= Miskel Spillman =

Television personality

Miskel Spillman (September 8, 1897 – March 30, 1992) was the winner of the only "Anyone Can Host" contest on NBC's late-night variety series Saturday Night Live, and hosted the December 17, 1977, broadcast of the show. An 80-year-old German immigrant and grandmother from New Orleans, Spillman held the record as the oldest host in SNLs history (two weeks older than Ruth Gordon when she hosted on January 22, 1977) for thirty-two years, until it was broken on May 8, 2010, by 88-year-old Betty White. Spillman remains the only non-celebrity to host the program.

== Contest entry in Saturday Night Live ==

Entrants to Saturday Night Live's "Anyone Can Host" contest were asked to write, in 25 words or less, why they should be selected to host the program. Spillman's winning entry read: "I'm 80 years old.
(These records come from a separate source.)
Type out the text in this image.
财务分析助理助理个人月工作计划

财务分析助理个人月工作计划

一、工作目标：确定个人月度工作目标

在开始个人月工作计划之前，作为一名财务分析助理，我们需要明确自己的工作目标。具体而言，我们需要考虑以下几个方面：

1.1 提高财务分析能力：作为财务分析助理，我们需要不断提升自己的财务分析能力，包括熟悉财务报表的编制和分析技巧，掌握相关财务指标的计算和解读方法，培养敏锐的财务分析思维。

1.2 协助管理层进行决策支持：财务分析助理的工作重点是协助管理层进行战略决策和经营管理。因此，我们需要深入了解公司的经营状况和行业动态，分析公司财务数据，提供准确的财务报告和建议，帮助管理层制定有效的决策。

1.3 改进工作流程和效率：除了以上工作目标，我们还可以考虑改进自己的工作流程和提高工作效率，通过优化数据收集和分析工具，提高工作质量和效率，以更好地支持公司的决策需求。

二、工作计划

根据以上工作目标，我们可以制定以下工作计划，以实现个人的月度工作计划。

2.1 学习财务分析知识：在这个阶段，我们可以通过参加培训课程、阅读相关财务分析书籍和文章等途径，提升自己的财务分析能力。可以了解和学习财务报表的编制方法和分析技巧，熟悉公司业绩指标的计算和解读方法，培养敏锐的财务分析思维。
I need one more cheap thrill, since my doctor told me I only have another 25 years left." Her appearance as host (the Season 3 Christmas episode, also featuring Buck Henry) began with a joke involving herself and cast member John Belushi sharing a joint, followed by a marijuana-induced obsession with a bowl of fruit (going so far as to swat away Henry's hands whenever he tried to grab the bowl).

After hosting, Spillman remained a fan of the program and stayed up to watch it in her later years, proclaiming herself to particularly enjoy Dana Carvey and especially his character, The Church Lady.